According to an article in Reuters, the globally connected home security system market is expected to grow by over 27% in the period from 2017-2021. Security is an integral part of smart home features, including the ability to lock and unlock doors remotely, detect motion, check into a home via live video and more. This expected demand coincides with the anticipated growth in smart technology.
Consumers have come to rely on smartphones to provide directions, information about where to eat, and to stay connected with family and friends. Many count on smart technology for references and referrals, to make purchases and to share rides. It has become very much an “on-demand” society and it is no surprise many would want these conveniences woven into their homes at some point.
Popular Smart Home Features
It is easy to understand the value and convenience in having the most popular smart home features installed in a home. These include:
• Heating and Cooling
• Locks and Security
• Sensors and Detectors
• Window Blinds
• Home Healthcare
Since much of this technology can be more expensive to install as aftermarket features, more contractors are realizing the value of including them in new home construction. This often provides for an economy of scale in costs, while offering home buyers an all-in-one, seamless, smart home network solution. A home with professionally installed, complete smart home features will likely have a higher perceived value than one with a series of DIY installed, individual features.

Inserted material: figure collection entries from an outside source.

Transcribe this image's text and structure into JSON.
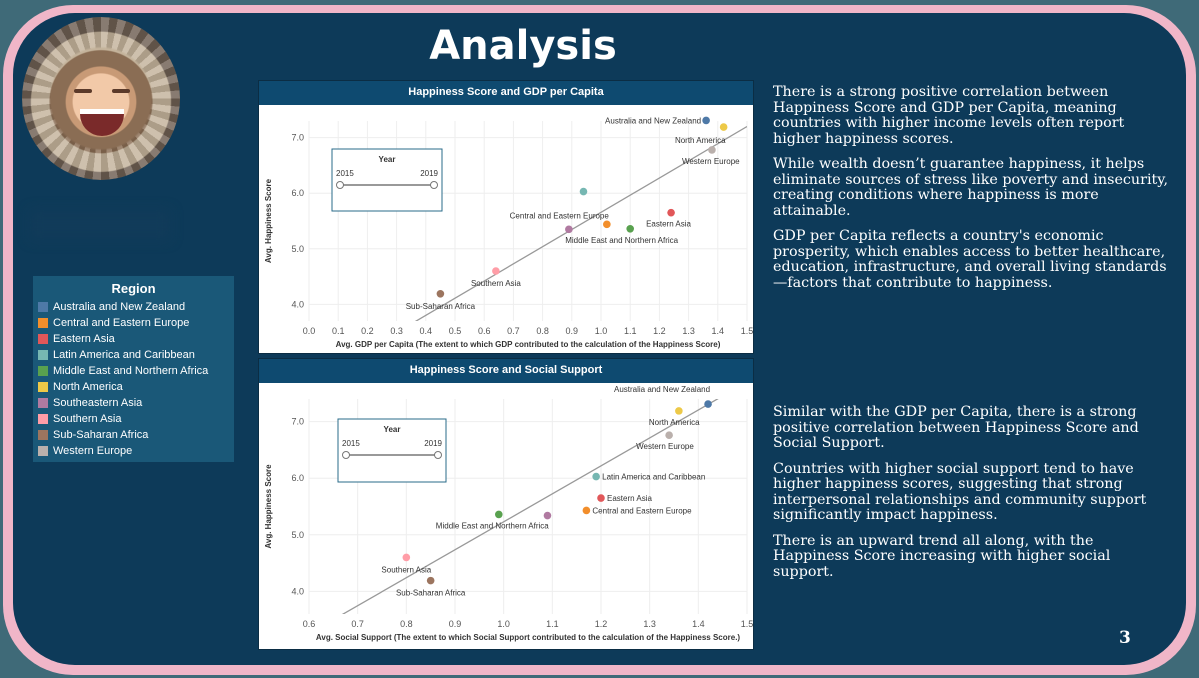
{
  "slide": {
    "title": "Analysis",
    "page_number": "3"
  },
  "legend": {
    "title": "Region",
    "items": [
      {
        "label": "Australia and New Zealand",
        "color": "#4e79a7"
      },
      {
        "label": "Central and Eastern Europe",
        "color": "#f28e2b"
      },
      {
        "label": "Eastern Asia",
        "color": "#e15759"
      },
      {
        "label": "Latin America and Caribbean",
        "color": "#76b7b2"
      },
      {
        "label": "Middle East and Northern Africa",
        "color": "#59a14f"
      },
      {
        "label": "North America",
        "color": "#edc948"
      },
      {
        "label": "Southeastern Asia",
        "color": "#b07aa1"
      },
      {
        "label": "Southern Asia",
        "color": "#ff9da7"
      },
      {
        "label": "Sub-Saharan Africa",
        "color": "#9c755f"
      },
      {
        "label": "Western Europe",
        "color": "#bab0ac"
      }
    ]
  },
  "text": {
    "gdp_paragraphs": [
      "There is a strong positive correlation between Happiness Score and GDP per Capita, meaning countries with higher income levels often report higher happiness scores.",
      "While wealth doesn’t guarantee happiness, it helps eliminate sources of stress like poverty and insecurity, creating conditions where happiness is more attainable.",
      "GDP per Capita reflects a country's economic prosperity, which enables access to better healthcare, education, infrastructure, and overall living standards—factors that contribute to happiness."
    ],
    "social_paragraphs": [
      "Similar with the GDP per Capita, there is a strong positive correlation between Happiness Score and Social Support.",
      "Countries with higher social support tend to have higher happiness scores, suggesting that strong interpersonal relationships and community support significantly impact happiness.",
      "There is an upward trend all along, with the Happiness Score increasing with higher social support."
    ]
  },
  "chart_data": [
    {
      "type": "scatter",
      "title": "Happiness Score and GDP per Capita",
      "xlabel": "Avg. GDP per Capita (The extent to which GDP contributed to the calculation of the Happiness Score)",
      "ylabel": "Avg. Happiness Score",
      "xlim": [
        0.0,
        1.5
      ],
      "ylim": [
        3.7,
        7.3
      ],
      "xticks": [
        "0.0",
        "0.1",
        "0.2",
        "0.3",
        "0.4",
        "0.5",
        "0.6",
        "0.7",
        "0.8",
        "0.9",
        "1.0",
        "1.1",
        "1.2",
        "1.3",
        "1.4",
        "1.5"
      ],
      "yticks": [
        "4.0",
        "5.0",
        "6.0",
        "7.0"
      ],
      "grid": true,
      "trendline": [
        [
          0.27,
          3.4
        ],
        [
          1.5,
          7.2
        ]
      ],
      "filter": {
        "title": "Year",
        "min_label": "2015",
        "max_label": "2019"
      },
      "points": [
        {
          "region": "Australia and New Zealand",
          "x": 1.36,
          "y": 7.31,
          "color": "#4e79a7",
          "label": "Australia and New Zealand",
          "label_anchor": "end",
          "label_dx": -5,
          "label_dy": 3
        },
        {
          "region": "North America",
          "x": 1.42,
          "y": 7.19,
          "color": "#edc948",
          "label": "North America",
          "label_anchor": "end",
          "label_dx": 2,
          "label_dy": 16
        },
        {
          "region": "Western Europe",
          "x": 1.38,
          "y": 6.78,
          "color": "#bab0ac",
          "label": "Western Europe",
          "label_anchor": "start",
          "label_dx": -30,
          "label_dy": 14
        },
        {
          "region": "Latin America and Caribbean",
          "x": 0.94,
          "y": 6.03,
          "color": "#76b7b2",
          "label": "",
          "label_anchor": "start",
          "label_dx": 0,
          "label_dy": 0
        },
        {
          "region": "Central and Eastern Europe",
          "x": 1.02,
          "y": 5.44,
          "color": "#f28e2b",
          "label": "Central and Eastern Europe",
          "label_anchor": "end",
          "label_dx": 2,
          "label_dy": -6
        },
        {
          "region": "Eastern Asia",
          "x": 1.24,
          "y": 5.65,
          "color": "#e15759",
          "label": "Eastern Asia",
          "label_anchor": "start",
          "label_dx": -25,
          "label_dy": 14
        },
        {
          "region": "Middle East and Northern Africa",
          "x": 1.1,
          "y": 5.36,
          "color": "#59a14f",
          "label": "Middle East and Northern Africa",
          "label_anchor": "start",
          "label_dx": -65,
          "label_dy": 14
        },
        {
          "region": "Southeastern Asia",
          "x": 0.89,
          "y": 5.35,
          "color": "#b07aa1",
          "label": "",
          "label_anchor": "start",
          "label_dx": 0,
          "label_dy": 0
        },
        {
          "region": "Southern Asia",
          "x": 0.64,
          "y": 4.6,
          "color": "#ff9da7",
          "label": "Southern Asia",
          "label_anchor": "middle",
          "label_dx": 0,
          "label_dy": 15
        },
        {
          "region": "Sub-Saharan Africa",
          "x": 0.45,
          "y": 4.19,
          "color": "#9c755f",
          "label": "Sub-Saharan Africa",
          "label_anchor": "middle",
          "label_dx": 0,
          "label_dy": 15
        }
      ]
    },
    {
      "type": "scatter",
      "title": "Happiness Score and Social Support",
      "xlabel": "Avg. Social Support (The extent to which Social Support contributed to the calculation of the Happiness Score.)",
      "ylabel": "Avg. Happiness Score",
      "xlim": [
        0.6,
        1.5
      ],
      "ylim": [
        3.6,
        7.4
      ],
      "xticks": [
        "0.6",
        "0.7",
        "0.8",
        "0.9",
        "1.0",
        "1.1",
        "1.2",
        "1.3",
        "1.4",
        "1.5"
      ],
      "yticks": [
        "4.0",
        "5.0",
        "6.0",
        "7.0"
      ],
      "grid": true,
      "trendline": [
        [
          0.65,
          3.5
        ],
        [
          1.5,
          7.7
        ]
      ],
      "filter": {
        "title": "Year",
        "min_label": "2015",
        "max_label": "2019"
      },
      "points": [
        {
          "region": "Australia and New Zealand",
          "x": 1.42,
          "y": 7.31,
          "color": "#4e79a7",
          "label": "Australia and New Zealand",
          "label_anchor": "end",
          "label_dx": 2,
          "label_dy": -12
        },
        {
          "region": "North America",
          "x": 1.36,
          "y": 7.19,
          "color": "#edc948",
          "label": "North America",
          "label_anchor": "start",
          "label_dx": -30,
          "label_dy": 14
        },
        {
          "region": "Western Europe",
          "x": 1.34,
          "y": 6.76,
          "color": "#bab0ac",
          "label": "Western Europe",
          "label_anchor": "start",
          "label_dx": -33,
          "label_dy": 14
        },
        {
          "region": "Latin America and Caribbean",
          "x": 1.19,
          "y": 6.03,
          "color": "#76b7b2",
          "label": "Latin America and Caribbean",
          "label_anchor": "start",
          "label_dx": 6,
          "label_dy": 3
        },
        {
          "region": "Eastern Asia",
          "x": 1.2,
          "y": 5.65,
          "color": "#e15759",
          "label": "Eastern Asia",
          "label_anchor": "start",
          "label_dx": 6,
          "label_dy": 3
        },
        {
          "region": "Central and Eastern Europe",
          "x": 1.17,
          "y": 5.43,
          "color": "#f28e2b",
          "label": "Central and Eastern Europe",
          "label_anchor": "start",
          "label_dx": 6,
          "label_dy": 3
        },
        {
          "region": "Southeastern Asia",
          "x": 1.09,
          "y": 5.34,
          "color": "#b07aa1",
          "label": "",
          "label_anchor": "start",
          "label_dx": 0,
          "label_dy": 0
        },
        {
          "region": "Middle East and Northern Africa",
          "x": 0.99,
          "y": 5.36,
          "color": "#59a14f",
          "label": "Middle East and Northern Africa",
          "label_anchor": "start",
          "label_dx": -63,
          "label_dy": 14
        },
        {
          "region": "Southern Asia",
          "x": 0.8,
          "y": 4.6,
          "color": "#ff9da7",
          "label": "Southern Asia",
          "label_anchor": "middle",
          "label_dx": 0,
          "label_dy": 15
        },
        {
          "region": "Sub-Saharan Africa",
          "x": 0.85,
          "y": 4.19,
          "color": "#9c755f",
          "label": "Sub-Saharan Africa",
          "label_anchor": "middle",
          "label_dx": 0,
          "label_dy": 15
        }
      ]
    }
  ]
}
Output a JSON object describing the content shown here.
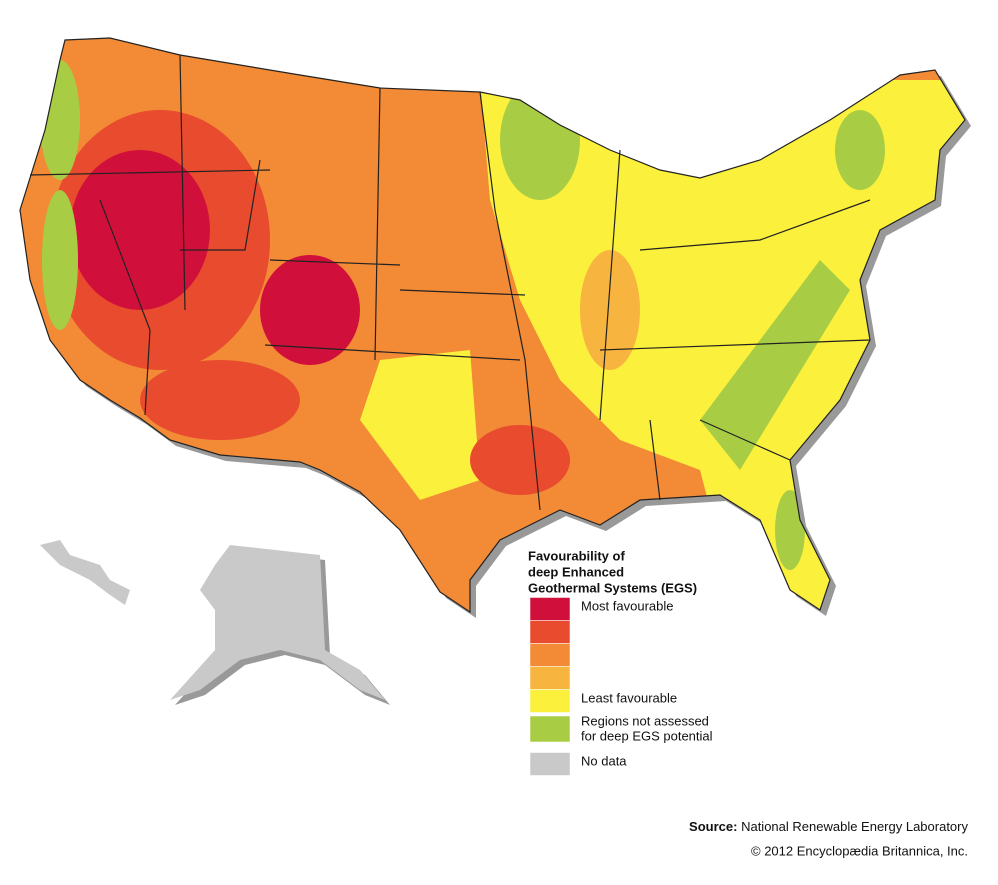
{
  "legend": {
    "title": [
      "Favourability of",
      "deep Enhanced",
      "Geothermal Systems (EGS)"
    ],
    "items": [
      {
        "color": "#d0103a",
        "label": "Most favourable"
      },
      {
        "color": "#e94b2e"
      },
      {
        "color": "#f28a36"
      },
      {
        "color": "#f7b43e"
      },
      {
        "color": "#fbf03c",
        "label": "Least favourable"
      },
      {
        "color": "#a8cd45",
        "label": [
          "Regions not assessed",
          "for deep EGS potential"
        ]
      },
      {
        "color": "#c9c9c9",
        "label": "No data"
      }
    ]
  },
  "source": {
    "label": "Source:",
    "text": "National Renewable Energy Laboratory"
  },
  "copyright": "© 2012 Encyclopædia Britannica, Inc."
}
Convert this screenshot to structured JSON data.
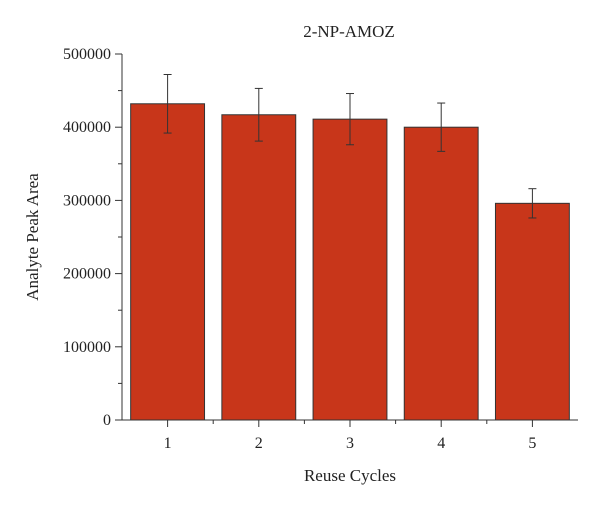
{
  "chart_data": {
    "type": "bar",
    "title": "2-NP-AMOZ",
    "xlabel": "Reuse Cycles",
    "ylabel": "Analyte Peak Area",
    "categories": [
      "1",
      "2",
      "3",
      "4",
      "5"
    ],
    "values": [
      432000,
      417000,
      411000,
      400000,
      296000
    ],
    "error": [
      40000,
      36000,
      35000,
      33000,
      20000
    ],
    "ylim": [
      0,
      500000
    ],
    "yticks": [
      0,
      100000,
      200000,
      300000,
      400000,
      500000
    ],
    "ytick_labels": [
      "0",
      "100000",
      "200000",
      "300000",
      "400000",
      "500000"
    ],
    "bar_color": "#c8361a",
    "grid": false,
    "legend": "none"
  }
}
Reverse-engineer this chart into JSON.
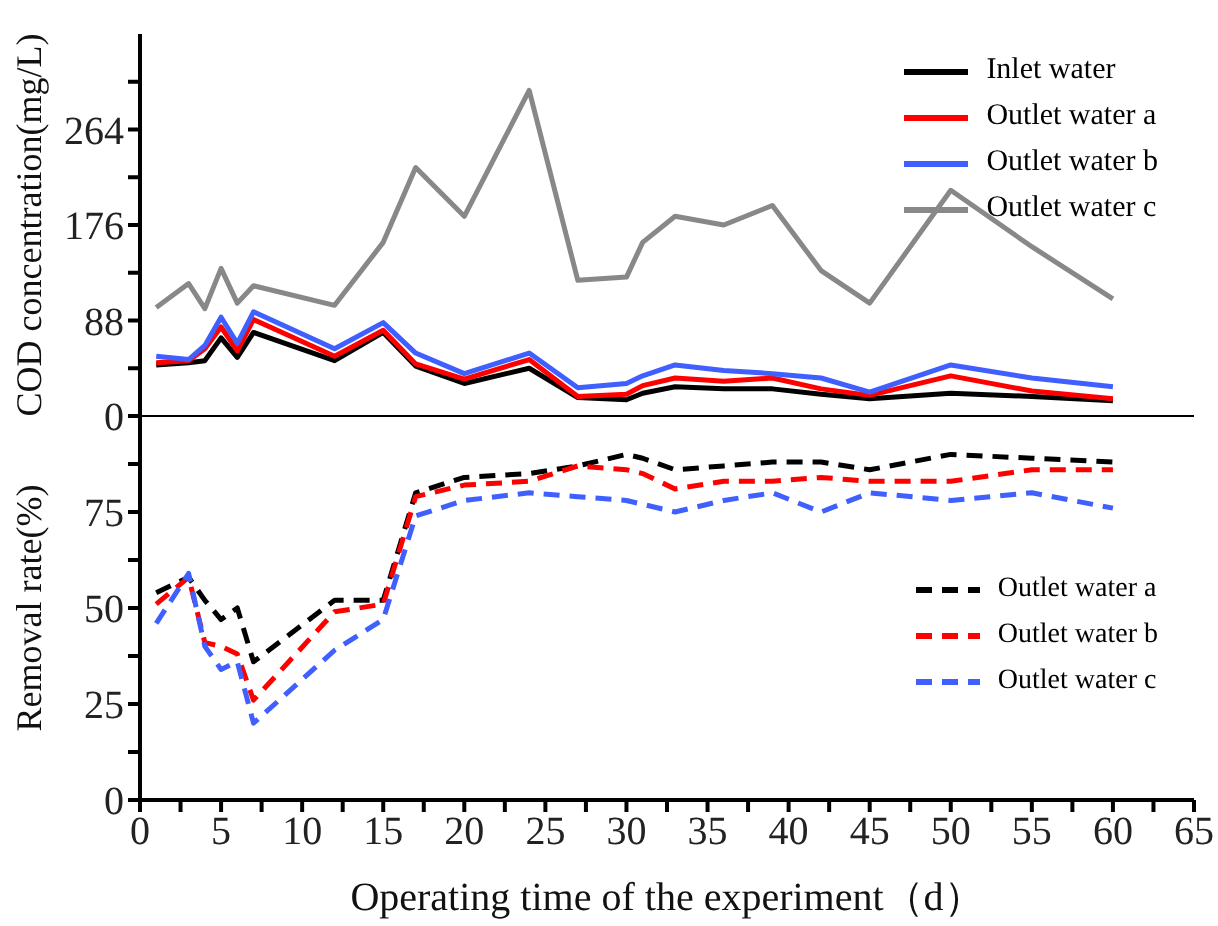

The Difference Between "Automation" and Smart Features
There is a difference between features like automatically-timed thermostats and smart features in a home. Smart features are generally Wi-Fi connected devices that “learn” the habits of its owners. Automation in a home falls into the programmable device category.
Well planned smart features can work in concert with each other and be simply managed from a single device, most commonly a smartphone. Smart features have become increasingly secure and desired. For a home to be considered “smart”, it should generally have three or more smart features.
Smart Homes Here to Stay
It is difficult to imagine life today without social media, smartphones or GPS systems, and it will only become more difficult as time passes. It may not be long before many have these same expectations in their homes. Today, 43 percent of those who own smart homes are between the ages of 18 and 34. Builders and contractors who want to stay relevant in the coming years may want to prepare now to offer homes and devices that are better connected to their owners in the future.
What other construction feature increases convenience, adds value, improves safety and security, saves energy, and is “green”? What other home system appeals more to today’s home buyers? Smart technology in homes is neither fad nor limited to just Millennials. It appeals to all buyer segments and it is here to stay. The direction smart homes take from here is certainly up to debate, but it is hard to imagine things will stay as they are for long.
Ryan Tollefsen is the founder of the Unity Home Group.